On the drive out to the West Island for the once-a-month Sunday dinner, Dougherty started to understand the draw of the suburbs, leaving the city behind, really feeling like you were getting away. Train tracks ran alongside the expressway, and he wondered what it would be like to commute into the city in the morning and ride back at night, reading the newspaper and not thinking about work again until the next day.

Every once in a while, as they passed through Dorval, Dougherty caught a glimpse of the river at the end of a couple of blocks of houses to his left and he thought living by the water could be good.

He said to Judy, “You sure you don't want to teach out here?”

“I'm sure.”

They drove through the Dorval circle, passing the exit to the airport, continued on the expressway till the St. John Boulevard exit and pulled off into Point Claire. Near the train tracks the houses were mostly older, pre-war, a couple had once been farmhouses before the housing developments started popping up. Dougherty was thinking it would be nice to move into a brand new house on a brand new street.

He said, “Was your house new when you moved into it?”

“Yeah, the whole street was new. Exactly the same.” She was looking straight ahead, not at the houses they were passing as they moved into the newer area. “Well, there were maybe three designs but they weren't very different.
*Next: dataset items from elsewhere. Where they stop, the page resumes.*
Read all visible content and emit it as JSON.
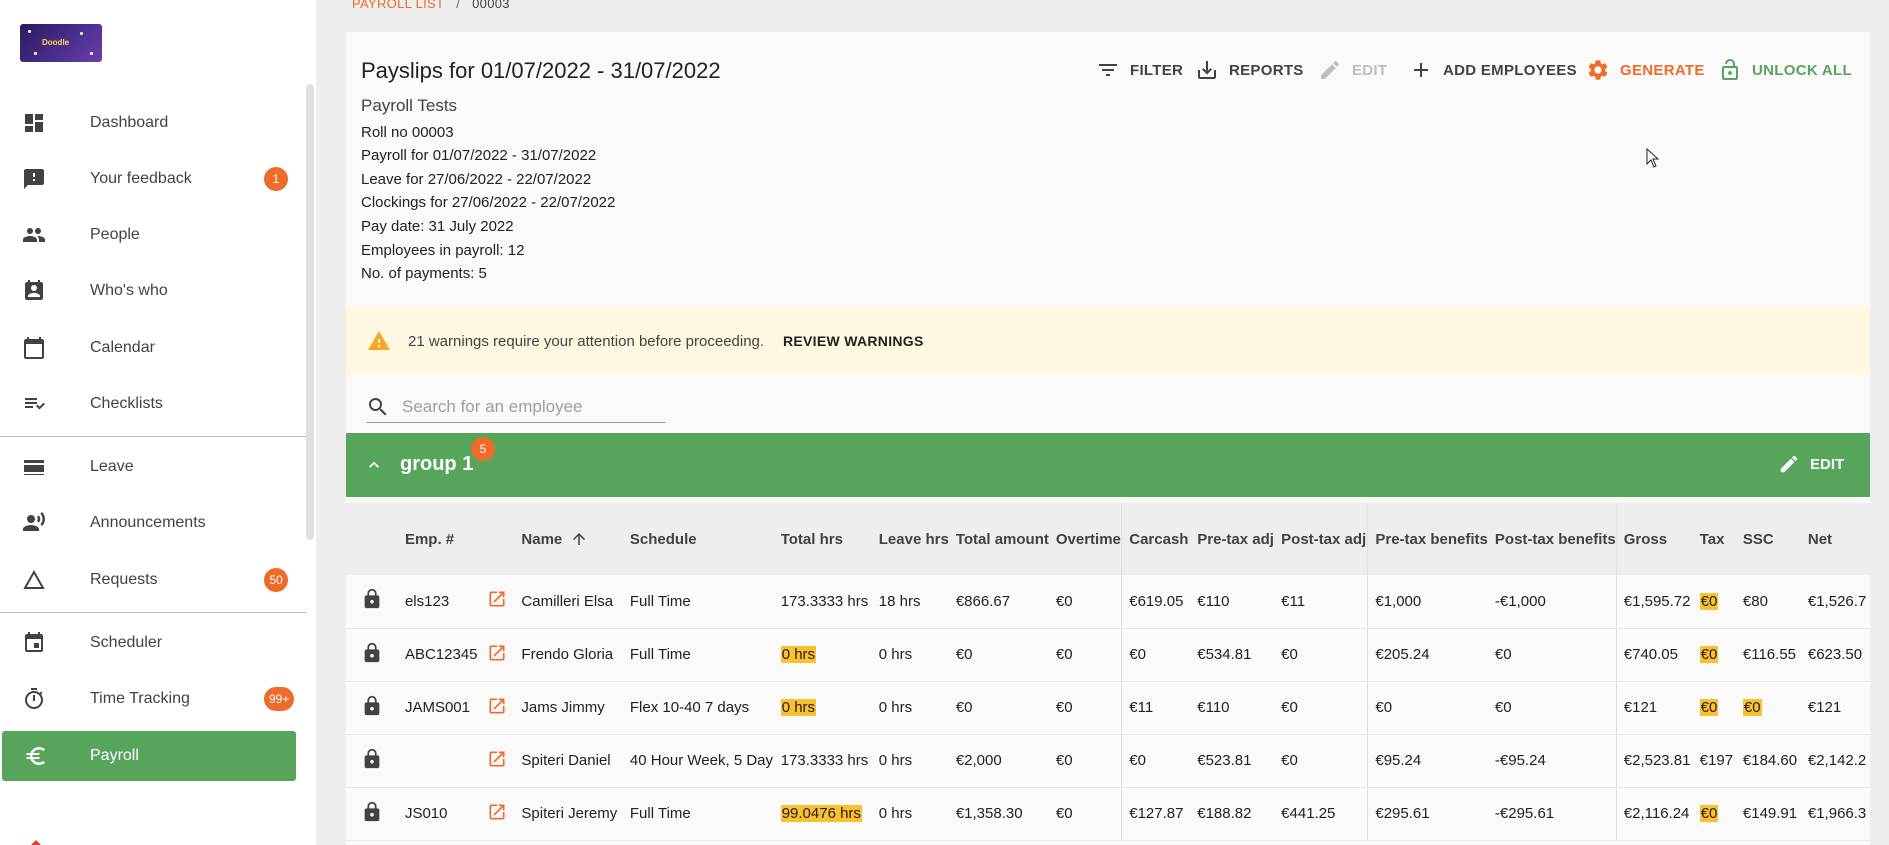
{
  "sidebar": {
    "logo_text": "Doodle",
    "items": [
      {
        "label": "Dashboard",
        "icon": "dashboard-icon"
      },
      {
        "label": "Your feedback",
        "icon": "feedback-icon",
        "badge": "1"
      },
      {
        "label": "People",
        "icon": "people-icon"
      },
      {
        "label": "Who's who",
        "icon": "badge-icon"
      },
      {
        "label": "Calendar",
        "icon": "calendar-icon"
      },
      {
        "label": "Checklists",
        "icon": "checklist-icon"
      },
      {
        "label": "Leave",
        "icon": "leave-icon"
      },
      {
        "label": "Announcements",
        "icon": "announcement-icon"
      },
      {
        "label": "Requests",
        "icon": "requests-icon",
        "badge": "50"
      },
      {
        "label": "Scheduler",
        "icon": "scheduler-icon"
      },
      {
        "label": "Time Tracking",
        "icon": "timer-icon",
        "badge": "99+"
      },
      {
        "label": "Payroll",
        "icon": "euro-icon",
        "active": true
      }
    ]
  },
  "breadcrumb": {
    "link": "PAYROLL LIST",
    "separator": "/",
    "current": "00003"
  },
  "header": {
    "title": "Payslips for 01/07/2022 - 31/07/2022",
    "subtitle": "Payroll Tests",
    "lines": [
      "Roll no 00003",
      "Payroll for 01/07/2022 - 31/07/2022",
      "Leave for 27/06/2022 - 22/07/2022",
      "Clockings for 27/06/2022 - 22/07/2022",
      "Pay date: 31 July 2022",
      "Employees in payroll: 12",
      "No. of payments: 5"
    ]
  },
  "toolbar": {
    "filter": "FILTER",
    "reports": "REPORTS",
    "edit": "EDIT",
    "add_employees": "ADD EMPLOYEES",
    "generate": "GENERATE",
    "unlock_all": "UNLOCK ALL"
  },
  "warning": {
    "text": "21 warnings require your attention before proceeding.",
    "button": "REVIEW WARNINGS"
  },
  "search": {
    "placeholder": "Search for an employee"
  },
  "group": {
    "name": "group 1",
    "count": "5",
    "edit": "EDIT"
  },
  "colors": {
    "accent_orange": "#ee6b2a",
    "accent_green": "#57a55a",
    "highlight": "#fbc02d",
    "warning_bg": "#fff8e1"
  },
  "table": {
    "headers": [
      "Emp. #",
      "Name",
      "Schedule",
      "Total hrs",
      "Leave hrs",
      "Total amount",
      "Overtime",
      "Carcash",
      "Pre-tax adj",
      "Post-tax adj",
      "Pre-tax benefits",
      "Post-tax benefits",
      "Gross",
      "Tax",
      "SSC",
      "Net"
    ],
    "sort_column": "Name",
    "rows": [
      {
        "emp": "els123",
        "name": "Camilleri Elsa",
        "schedule": "Full Time",
        "total_hrs": "173.3333 hrs",
        "leave_hrs": "18 hrs",
        "total_amount": "€866.67",
        "overtime": "€0",
        "carcash": "€619.05",
        "pretax_adj": "€110",
        "posttax_adj": "€11",
        "pretax_ben": "€1,000",
        "posttax_ben": "-€1,000",
        "gross": "€1,595.72",
        "tax": "€0",
        "ssc": "€80",
        "net": "€1,526.7"
      },
      {
        "emp": "ABC12345",
        "name": "Frendo Gloria",
        "schedule": "Full Time",
        "total_hrs": "0 hrs",
        "leave_hrs": "0 hrs",
        "total_amount": "€0",
        "overtime": "€0",
        "carcash": "€0",
        "pretax_adj": "€534.81",
        "posttax_adj": "€0",
        "pretax_ben": "€205.24",
        "posttax_ben": "€0",
        "gross": "€740.05",
        "tax": "€0",
        "ssc": "€116.55",
        "net": "€623.50"
      },
      {
        "emp": "JAMS001",
        "name": "Jams Jimmy",
        "schedule": "Flex 10-40 7 days",
        "total_hrs": "0 hrs",
        "leave_hrs": "0 hrs",
        "total_amount": "€0",
        "overtime": "€0",
        "carcash": "€11",
        "pretax_adj": "€110",
        "posttax_adj": "€0",
        "pretax_ben": "€0",
        "posttax_ben": "€0",
        "gross": "€121",
        "tax": "€0",
        "ssc": "€0",
        "net": "€121"
      },
      {
        "emp": "",
        "name": "Spiteri Daniel",
        "schedule": "40 Hour Week, 5 Day",
        "total_hrs": "173.3333 hrs",
        "leave_hrs": "0 hrs",
        "total_amount": "€2,000",
        "overtime": "€0",
        "carcash": "€0",
        "pretax_adj": "€523.81",
        "posttax_adj": "€0",
        "pretax_ben": "€95.24",
        "posttax_ben": "-€95.24",
        "gross": "€2,523.81",
        "tax": "€197",
        "ssc": "€184.60",
        "net": "€2,142.2"
      },
      {
        "emp": "JS010",
        "name": "Spiteri Jeremy",
        "schedule": "Full Time",
        "total_hrs": "99.0476 hrs",
        "leave_hrs": "0 hrs",
        "total_amount": "€1,358.30",
        "overtime": "€0",
        "carcash": "€127.87",
        "pretax_adj": "€188.82",
        "posttax_adj": "€441.25",
        "pretax_ben": "€295.61",
        "posttax_ben": "-€295.61",
        "gross": "€2,116.24",
        "tax": "€0",
        "ssc": "€149.91",
        "net": "€1,966.3"
      }
    ]
  }
}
At all my friends' houses, I knew exactly where the bathroom was.”

Dougherty said, “They look different now, though.”

“Not really.”

Pulling up beside a station wagon on the driveway, Dougherty said, “It is nice here.”

“You think that because you didn't grow up here.”

They walked up to the front door of the bungalow, and Dougherty was wondering where Judy's father's Buick was when her mother opened the door and said, “Oh dear, I forgot to call you.”

Judy said, “What's going on?”

Her mother was standing in the open doorway and she didn't say anything for a moment, and then Judy's sister Gillian came out, saying, “No dinner tonight, Dad moved out,” and kept going, walking down the driveway and along the sidewalk away from the house.

Judy said, “What's she talking about?”

“I meant to call,” her mother said, “I've just been so busy. Come on in, we'll order St-Hubert or something,” and she turned around and went inside the house.

Judy stood in the driveway looking at Dougherty for a minute, then she said, “Oh, for Christ's sake,” and walked into the house.

Dougherty followed and once inside the house he heard rock music playing in the basement and figured Judy's youngest sister, Abby, must be there. He walked into the kitchen at the back of the house, where Judy's mother was leaning against the counter with a drink in her hand, saying, “It was coming for so long, you must have expected it.”

“No, Mom, I didn't expect it, why would I expect it?”

“All we did was fight. Or ignore each other.”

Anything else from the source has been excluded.